Broadway to Wisconsin: Actress tutors Janesville students
JANESVILLE—Karen Olivo has experienced life in the big city. A Tony Award winner for her role as Anita in “West Side Story,” she has sung, danced and performed most of her life.
Now she wants to share her knowledge and give back to the next generation of aspiring stars.
Olivo was at Parker High School last week to lead workshops for young actors in the school district's summer musical, “All Shook Up.” She worked with students on auditioning, how to set the tone of a performance and being themselves when channeling a character.
“What we're trying to do is get to who we are, the core of us,” Olivo told the actors.
Olivo recently moved to Madison from New York City. She has lived in Wisconsin for about a year, she said.
“It's like getting Aaron Rodgers to show up for a football practice,” Jim Tropp, director of “All Shook Up,” said last week. “That's what she is to the music and theater scene. I think she has the passion (to teach). I just want every kid to take everything they can from her.”
This week, as Tropp prepared his actors for opening night tonight, he said he saw a difference in them.
“They are completely focused. They are ready to go,” Tropp said.
Change of scenery
Olivo said she moved to Madison because she was interested in making art in a different way.
“New York with all of its opportunities and L.A. with all of its opportunities, you can get pigeon-holed,” Olivo said. “I consider myself to be an artist besides just acting. I wanted to start exploring things on a wider scale. I was looking for a harmonious balance between my personal life and professional life.”
The actress is writing her first original production, “The Suitcase Dreams,” which will premiere in Madison in September.
Olivo first met Tropp and Jan Knutson, co-music director of “All Shook Up,” last year at Madison's Overture Center for the Arts, where Janesville students were performing scenes from the musical “Les Miserables.” She was impressed with the students and even let them hold her Tony Award, Knutson said.
“She is so genuine and passionate about the art,” Knutson said. “She brings that to anyone who works hard. She's all about nurturing and bringing out the strengths of the students.”
Olivo said she hopes to pursue more teaching opportunities. So far, she has taught one semester of depth coaching at UW-Madison and has done some one-on-one teaching and a few workshops.
Students start choosing their career paths in high school, and Olivo said she likes being part of that process.
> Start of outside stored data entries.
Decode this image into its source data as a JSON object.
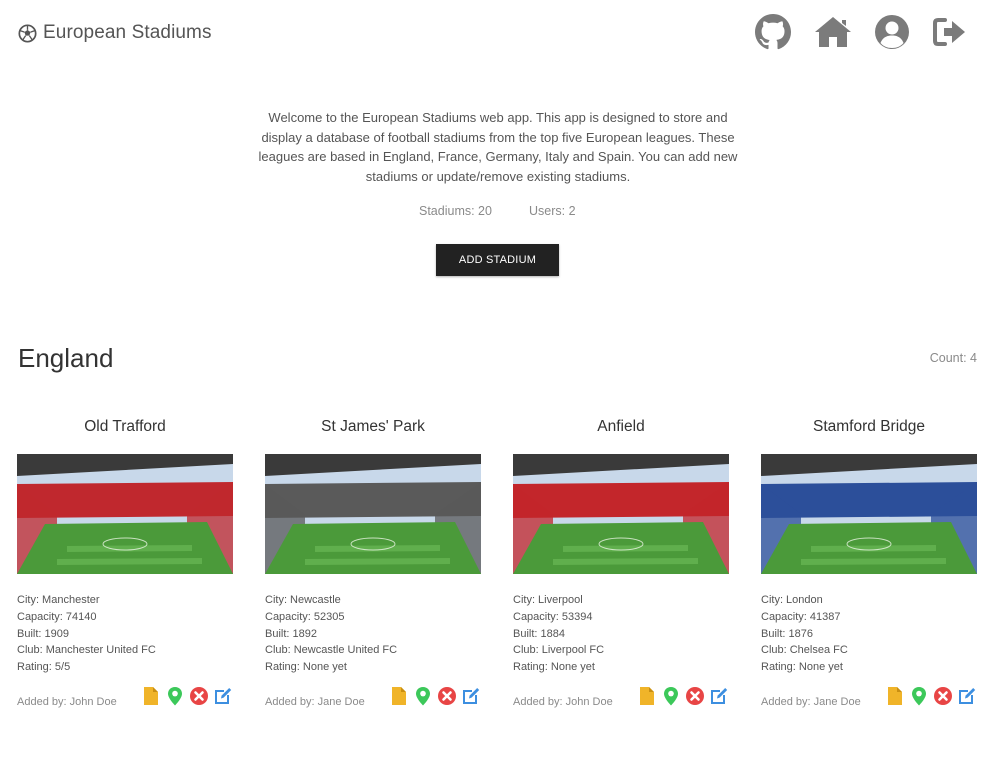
{
  "app": {
    "title": "European Stadiums",
    "icons": [
      "soccer-ball-icon",
      "github-icon",
      "home-icon",
      "user-circle-icon",
      "logout-icon"
    ]
  },
  "intro": {
    "text": "Welcome to the European Stadiums web app. This app is designed to store and display a database of football stadiums from the top five European leagues. These leagues are based in England, France, Germany, Italy and Spain. You can add new stadiums or update/remove existing stadiums.",
    "stadiums_label": "Stadiums: 20",
    "users_label": "Users: 2",
    "add_button": "ADD STADIUM"
  },
  "section": {
    "title": "England",
    "count": "Count: 4"
  },
  "stadiums": [
    {
      "name": "Old Trafford",
      "city": "City: Manchester",
      "capacity": "Capacity: 74140",
      "built": "Built: 1909",
      "club": "Club: Manchester United FC",
      "rating": "Rating: 5/5",
      "added_by": "Added by: John Doe",
      "seat_color": "#c0282e"
    },
    {
      "name": "St James' Park",
      "city": "City: Newcastle",
      "capacity": "Capacity: 52305",
      "built": "Built: 1892",
      "club": "Club: Newcastle United FC",
      "rating": "Rating: None yet",
      "added_by": "Added by: Jane Doe",
      "seat_color": "#5a5a5a"
    },
    {
      "name": "Anfield",
      "city": "City: Liverpool",
      "capacity": "Capacity: 53394",
      "built": "Built: 1884",
      "club": "Club: Liverpool FC",
      "rating": "Rating: None yet",
      "added_by": "Added by: John Doe",
      "seat_color": "#c3262b"
    },
    {
      "name": "Stamford Bridge",
      "city": "City: London",
      "capacity": "Capacity: 41387",
      "built": "Built: 1876",
      "club": "Club: Chelsea FC",
      "rating": "Rating: None yet",
      "added_by": "Added by: Jane Doe",
      "seat_color": "#2c4f9a"
    }
  ],
  "colors": {
    "doc_icon": "#f0b429",
    "map_pin_icon": "#3cc85a",
    "delete_icon": "#e84545",
    "edit_icon": "#3d8fe0",
    "nav_icons": "#7b7b7b",
    "button_bg": "#222222"
  }
}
“If I can be there to steer them in whatever direction is best for them, it's good because there's a lot of structure that needs to be in place,” she said. “This is a really good time to help high school kids identify if this is something for them.”
Parker senior Xochitti Flores said she relished the opportunity to learn from Olivo.
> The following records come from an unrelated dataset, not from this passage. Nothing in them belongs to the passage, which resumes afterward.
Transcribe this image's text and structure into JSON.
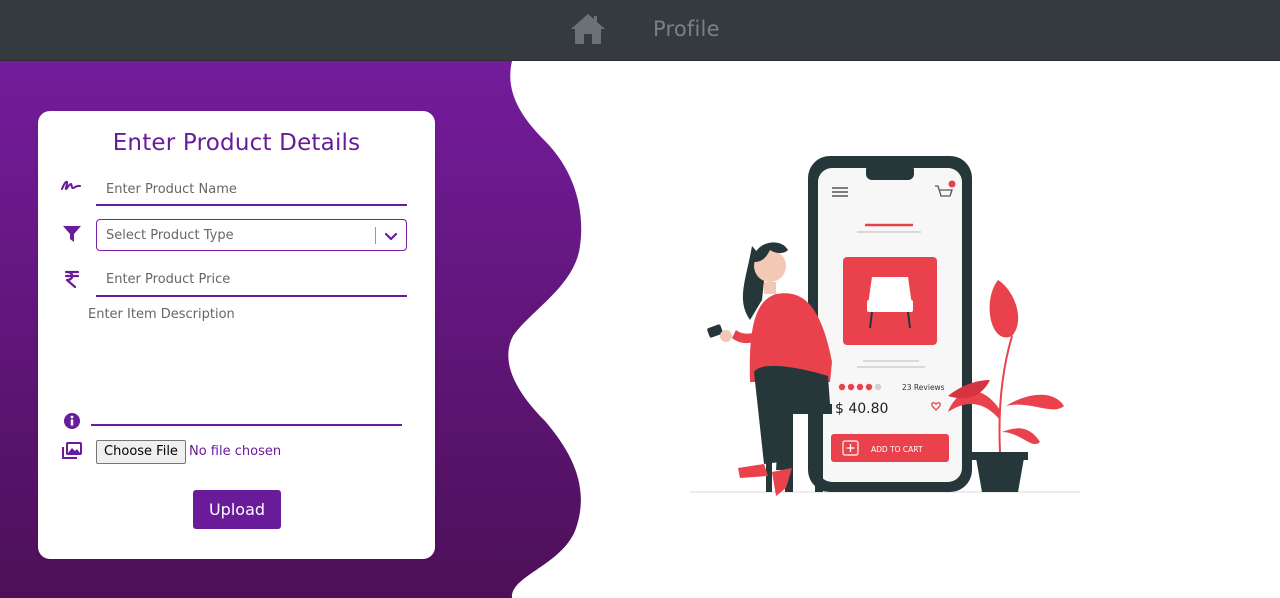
{
  "nav": {
    "home_icon": "home-icon",
    "profile_label": "Profile"
  },
  "form": {
    "title": "Enter Product Details",
    "name_placeholder": "Enter Product Name",
    "type_placeholder": "Select Product Type",
    "price_placeholder": "Enter Product Price",
    "description_placeholder": "Enter Item Description",
    "file_button_label": "Choose File",
    "file_status": "No file chosen",
    "upload_label": "Upload",
    "icons": [
      "signature-icon",
      "filter-icon",
      "rupee-icon",
      "info-icon",
      "images-icon"
    ]
  },
  "illustration": {
    "price": "$ 40.80",
    "reviews": "23 Reviews",
    "add_to_cart": "ADD TO CART"
  },
  "colors": {
    "navbar": "#343a40",
    "accent": "#6a1b9a",
    "product_red": "#e9424d"
  }
}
“She taught me that chemistry creates a better show,” Flores said. “She's definitely taught me new concepts that I never thought about.”
Besides leading a workshop for the entire cast, Olivo also chose eight students to work with her one-on-one Saturday.
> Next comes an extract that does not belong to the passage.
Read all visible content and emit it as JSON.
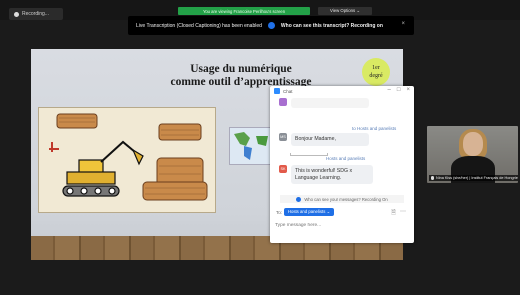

Irving Romero, a Parker senior, was one of those actors.
Romero said he “adores” acting and wants to pursue theater as a career, but he always felt emotionally blocked by things that have happened in his past.
When he and Olivo talked about the song he had chosen to work on—“Being Alive” from the musical “Company”—he felt those bad feelings well up.
“She just gave me a look like it's gonna be OK,” he said.
Romero said Olivo taught him how to incorporate his own story into his character. The process was an emotional one for him and the other students.
“Every one of us cried,” he said.
“This is the first time I've found someone with a similar connection (to) what happened in my past. After practice, I felt like a new person because I was able to let go.”
Romero posted this message on his Facebook page:
“I feel so blessed I have never cried so many tears of joy in my life! Thank you so much Karen I would have never done it without you, you helped me get out of my cage which I have been trapped in for such a time, and now I am free at last, I will carry this on throughout my whole entire life, God bless you Karen Olivo, the journey has just begun!”
Tropp, the director of “All Shook Up,” said Olivo's rapport with the students was what impressed him the most.
“To have her here really says something about her character,” Tropp said last week. “She's about the kids; she's about the individual; she's about the art. It's huge.”